Backward Mapping Strategies for Social Studies Planning

Backward Mapping Strategies for Social Studies Planning

Backward mapping is an interesting teaching technique that is becoming quite popular. In backward mapping, the instructor sets a goal and then works in the background to achieve it. Sometimes, it becomes difficult to follow the conventional strategy to teach social studies in a classroom. In such scenarios, the mentor has to improvise and think outside the box to achieve his/her teaching objectives. In order to apply backward mapping in its truest sense, the instructor must analyze the needs of his classroom and audience beforehand. He must know what sort of knowledge to deliver, which skills to hone, and which specific goals to achieve. Instead of going from hours of research you can get University Assignment Help,

For social studies in particular, it is imperative for the students to know the effects of the cultural background and history of the present state of affairs of a country. In order to clarify these ideas through backward mapping, the tutor must devise such a strategy that first focuses on the goal and then works backwards to achieve this goal. Following the reverse path from outcome to the pre-condition can lead to an interesting lecture that is bound to keep the students engaged and involved in the classroom activity. The most important advantage of backward mapping is that the objective is not dependent on the various assessment techniques and has room for flexibility. Backward mapping usually involves three steps:

  • Identify the goal.
  • Set standards to measure progress.
  • Design activities to achieve the desired goal or outcome.
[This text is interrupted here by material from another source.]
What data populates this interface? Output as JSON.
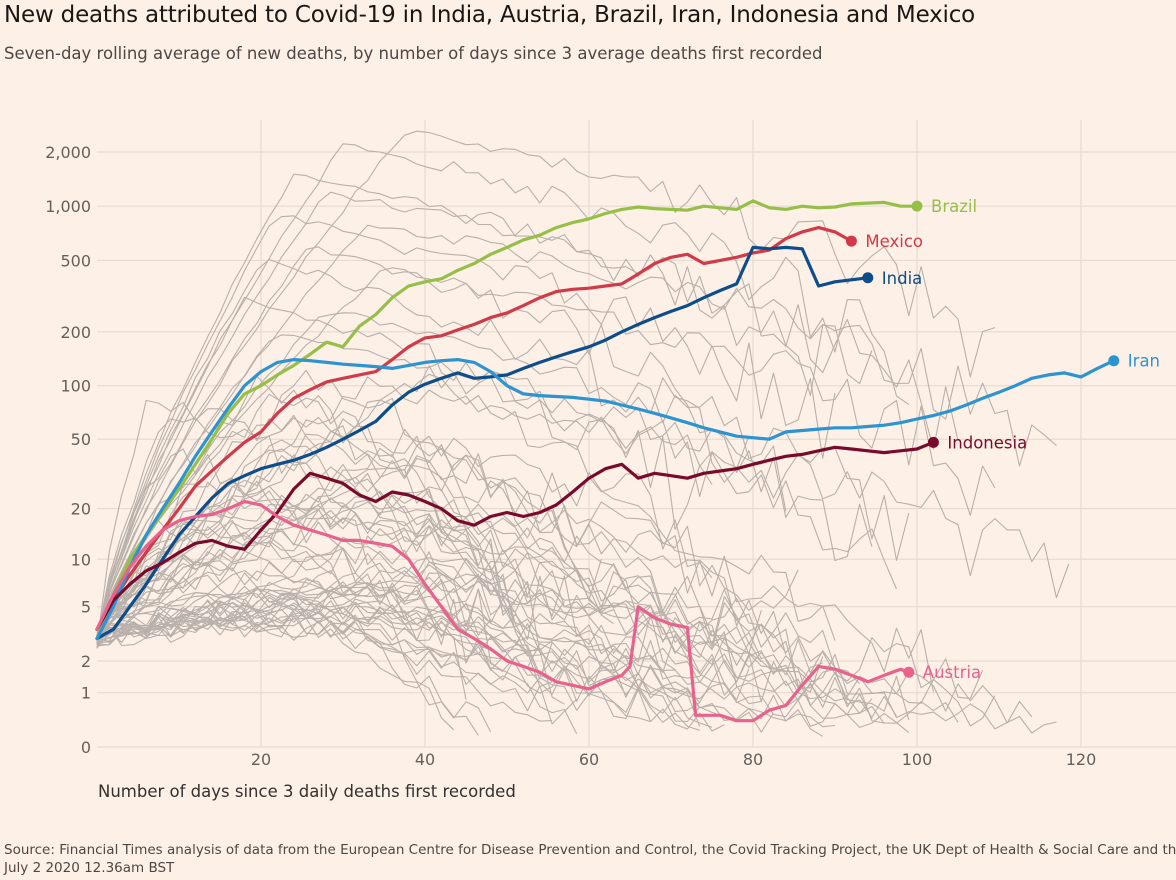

Any social studies conundrum can be resolved by using this awesome technique. Whether the students need to write an essay about the constitution, or the human rights, or the evolution of politics in a country, the teacher can utilize backward mapping to improve their performance. According to Wiggins and Mc Tighe (2008), the “WHERE” approach can be used as an effective evaluation technique for backward mapping. In “WHERE” approach:

  • W stands for where, why and what.

The students must have an idea about where they are headed to, why they are headed there and what is expected of them.

  • H stands for hooking.

The students must be hooked to the content of the Social Studies course and lectures must be interesting.

  • E stands for exploring.

The students must be enabled to explore new ideas and enhance their learning experience.

  • R stands for revision

The students must revise their ideas to further refine them.

  • E stands for evaluation

Assessing and evaluating the efforts of a student at the end of an assignment is the key to the backward mapping technique.